Page 8 Transformation and Delivery EAD markup designates only the structure and content of the document, not how it will appear on in print or on a computer screen. A stylesheet must be employed to format the file for display. There are several standardized stylesheet languages, such as CSS (Cascading Style Sheets), XSL (Extensible Style Language), DSSSL (Document Style Semantics and Specification Language), and FOSI (Format Output Specification Instance). We chose XSL to perform this conversion. XSL converts document trees. In our case, it transforms our XML file to an HTML file that can be displayed in a web browser. The properties of XSL, also provides the ability to repeat the same data in two different parts of the display. The free version of Altova Spy Home Edition is the tool we used to write XSL codes. This version of software can be downloaded from the Altova website. Figure 2 is a snapshot of the XSL file written for this project. Figure 3 is the html display using this XSL file. In addition, to facilitate browsing by our users, we arranged our collection by author names, subjects and titles. Currently, our web interface is available at: http://library.tamiu.edu/depts/sparc/theses/index.htm Figure 2 Snapshot of XSL file

Page 9 Figure 3 HTML display using XSL file VI. Conclusion Recommendations If other groups are contemplating starting a project similar to the one that this research team has undertaken, we have a few advisory comments to share with them. First, carefully consider the labor- intensive nature of this type of project and the skills that your workforce needs to possess in order to produce a viable product. Make sure that a knowledgeable and hardworking group is available for your project. Secondly, if you do not have the appropriate equipment at the outset of your project, remember to include extra time in your work timeline to acquire said equipment. Third, consider that once you create this database it can grow rather quickly. While free software can be appropriate for small or temporary databases and simple web interfaces, it may not be able to handle larger datasets or complicated search functions. Lastly, this was actually a multi-phase, multi-tiered project. Digitization projects of this kind take many months or years to be fully realized and require integration into the department s workflow.

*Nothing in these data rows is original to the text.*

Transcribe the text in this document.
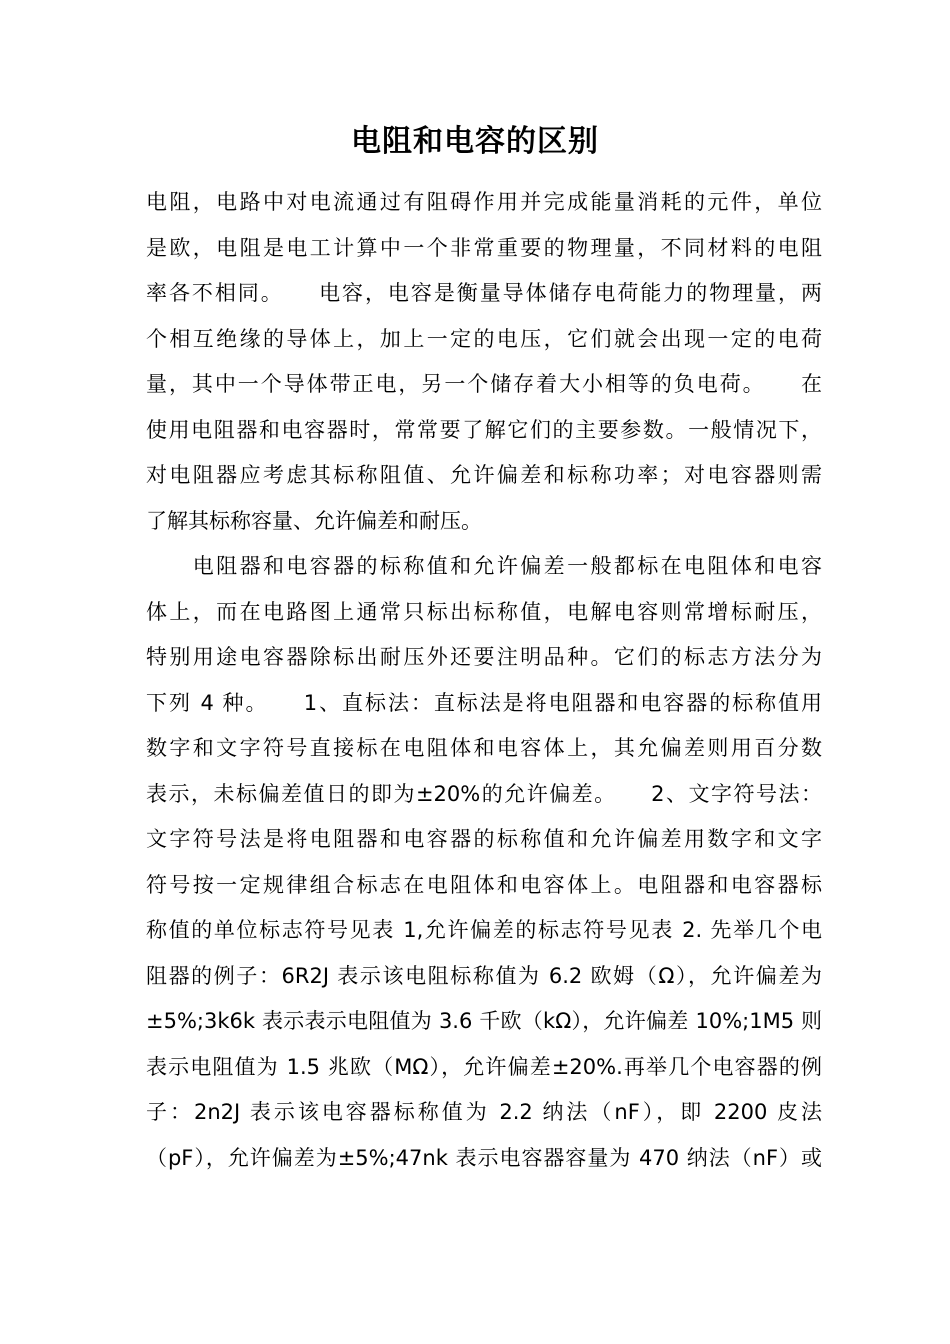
电阻和电容的区别
电阻，电路中对电流通过有阻碍作用并完成能量消耗的元件，单位
是欧，电阻是电工计算中一个非常重要的物理量，不同材料的电阻
率各不相同。　　电容，电容是衡量导体储存电荷能力的物理量，两
个相互绝缘的导体上，加上一定的电压，它们就会出现一定的电荷
量，其中一个导体带正电，另一个储存着大小相等的负电荷。　　在
使用电阻器和电容器时，常常要了解它们的主要参数。一般情况下，
对电阻器应考虑其标称阻值、允许偏差和标称功率；对电容器则需
了解其标称容量、允许偏差和耐压。
　　电阻器和电容器的标称值和允许偏差一般都标在电阻体和电容
体上，而在电路图上通常只标出标称值，电解电容则常增标耐压，
特别用途电容器除标出耐压外还要注明品种。它们的标志方法分为
下列 4 种。　　1、直标法：直标法是将电阻器和电容器的标称值用
数字和文字符号直接标在电阻体和电容体上，其允偏差则用百分数
表示，未标偏差值日的即为±20%的允许偏差。　　2、文字符号法：
文字符号法是将电阻器和电容器的标称值和允许偏差用数字和文字
符号按一定规律组合标志在电阻体和电容体上。电阻器和电容器标
称值的单位标志符号见表 1,允许偏差的标志符号见表 2. 先举几个电
阻器的例子：6R2J 表示该电阻标称值为 6.2 欧姆（Ω），允许偏差为
±5%;3k6k 表示表示电阻值为 3.6 千欧（kΩ），允许偏差 10%;1M5 则
表示电阻值为 1.5 兆欧（MΩ），允许偏差±20%.再举几个电容器的例
子：2n2J 表示该电容器标称值为 2.2 纳法（nF），即 2200 皮法
（pF），允许偏差为±5%;47nk 表示电容器容量为 470 纳法（nF）或
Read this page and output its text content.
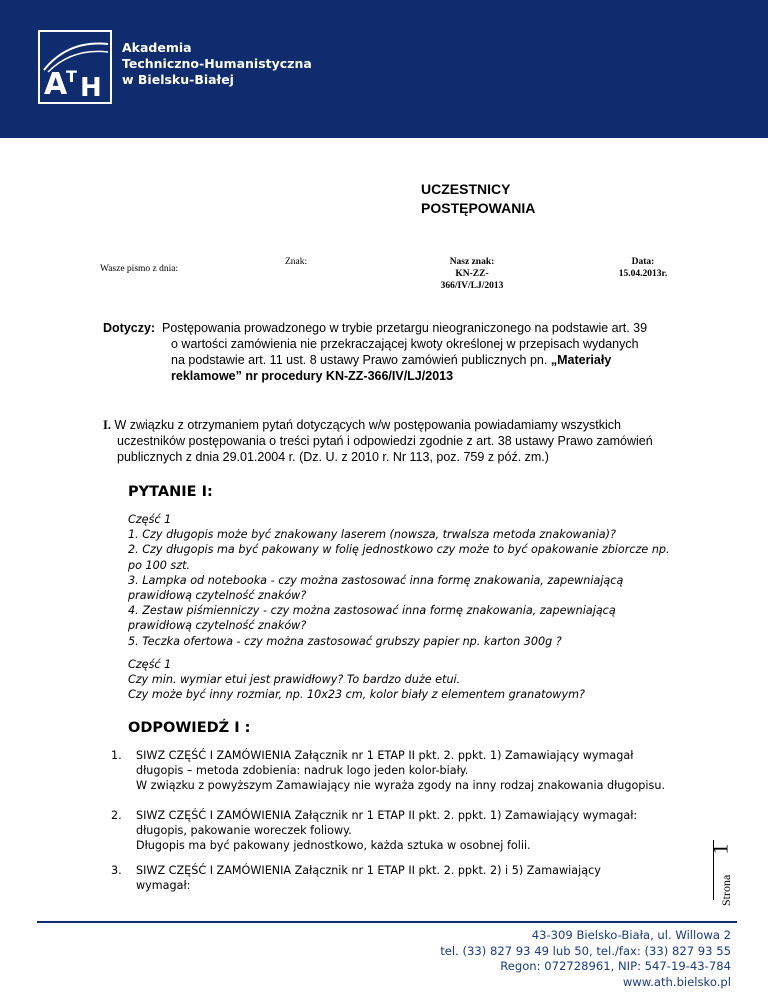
A
T H
Akademia
Techniczno-Humanistyczna
w Bielsku-Białej
UCZESTNICY
POSTĘPOWANIA
Wasze pismo z dnia:
Znak:	Nasz znak:
KN-ZZ-
366/IV/LJ/2013
Data:
15.04.2013r.
Dotyczy: Postępowania prowadzonego w trybie przetargu nieograniczonego na podstawie art. 39
o wartości zamówienia nie przekraczającej kwoty określonej w przepisach wydanych
na podstawie art. 11 ust. 8 ustawy Prawo zamówień publicznych pn. „Materiały
reklamowe” nr procedury KN-ZZ-366/IV/LJ/2013
I. W związku z otrzymaniem pytań dotyczących w/w postępowania powiadamiamy wszystkich
uczestników postępowania o treści pytań i odpowiedzi zgodnie z art. 38 ustawy Prawo zamówień
publicznych z dnia 29.01.2004 r. (Dz. U. z 2010 r. Nr 113, poz. 759 z póź. zm.)
PYTANIE I:
Część 1
1. Czy długopis może być znakowany laserem (nowsza, trwalsza metoda znakowania)?
2. Czy długopis ma być pakowany w folię jednostkowo czy może to być opakowanie zbiorcze np.
po 100 szt.
3. Lampka od notebooka - czy można zastosować inna formę znakowania, zapewniającą
prawidłową czytelność znaków?
4. Zestaw piśmienniczy - czy można zastosować inna formę znakowania, zapewniającą
prawidłową czytelność znaków?
5. Teczka ofertowa - czy można zastosować grubszy papier np. karton 300g ?
Część 1
Czy min. wymiar etui jest prawidłowy? To bardzo duże etui.
Czy może być inny rozmiar, np. 10x23 cm, kolor biały z elementem granatowym?
ODPOWIEDŹ I :
1. SIWZ CZĘŚĆ I ZAMÓWIENIA Załącznik nr 1 ETAP II pkt. 2. ppkt. 1) Zamawiający wymagał
długopis – metoda zdobienia: nadruk logo jeden kolor-biały.
W związku z powyższym Zamawiający nie wyraża zgody na inny rodzaj znakowania długopisu.
2. SIWZ CZĘŚĆ I ZAMÓWIENIA Załącznik nr 1 ETAP II pkt. 2. ppkt. 1) Zamawiający wymagał:
długopis, pakowanie woreczek foliowy.
Długopis ma być pakowany jednostkowo, każda sztuka w osobnej folii.
3. SIWZ CZĘŚĆ I ZAMÓWIENIA Załącznik nr 1 ETAP II pkt. 2. ppkt. 2) i 5) Zamawiający
wymagał:
1
Strona
43-309 Bielsko-Biała, ul. Willowa 2
tel. (33) 827 93 49 lub 50, tel./fax: (33) 827 93 55
Regon: 072728961, NIP: 547-19-43-784
www.ath.bielsko.pl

Page 10 Future Phases There are several aspects that the research team is interested in exploring during future phases of this project. We are confident that with more research and more time, the process for the inputting of information into this database could be streamlined further; thus, allowing for a more efficient use of workers time. The changes that we are going to explore will call for a shift in terms of training and our workers necessary skill set. Streamlining input procedures will also allow for more time to engage in quality control activities. Although at first it may seem superficial, the research team has spent some time discussing the visual representation of this project. As librarians, the research team understands the importance of having a visually engaging web interface. Naturally, utility of the tool is paramount in importance; however, it is extremely important to create an interface that is inviting and clearly mapped for the ease of users. In terms of aesthetics, the research team plans to continue evolving the look of the database s web interface. There are also plans to eventually provide users with a printer friendly page option. There are also several possibilities in terms of increasing the utility of this tool. Namely by learning more about EAD descriptors and applying that knowledge to later versions of this database, the research team could greatly increase the usefulness of this product. Modifications of our current search interface and better use of EAD could greatly increase the search capabilities of this tool in later phases of this project. It seems that much of the free software that was used during the earlier phases of this project will be useful for only a limited time. As the project grows, the research team will be under increasing pressure to purchase software and materials to continue development. Any improvements made in later phases will require increasing levels of technical expertise and be labor intensive. It appears that it will be necessary to seek future funding opportunities in order to fully develop later phases of this project.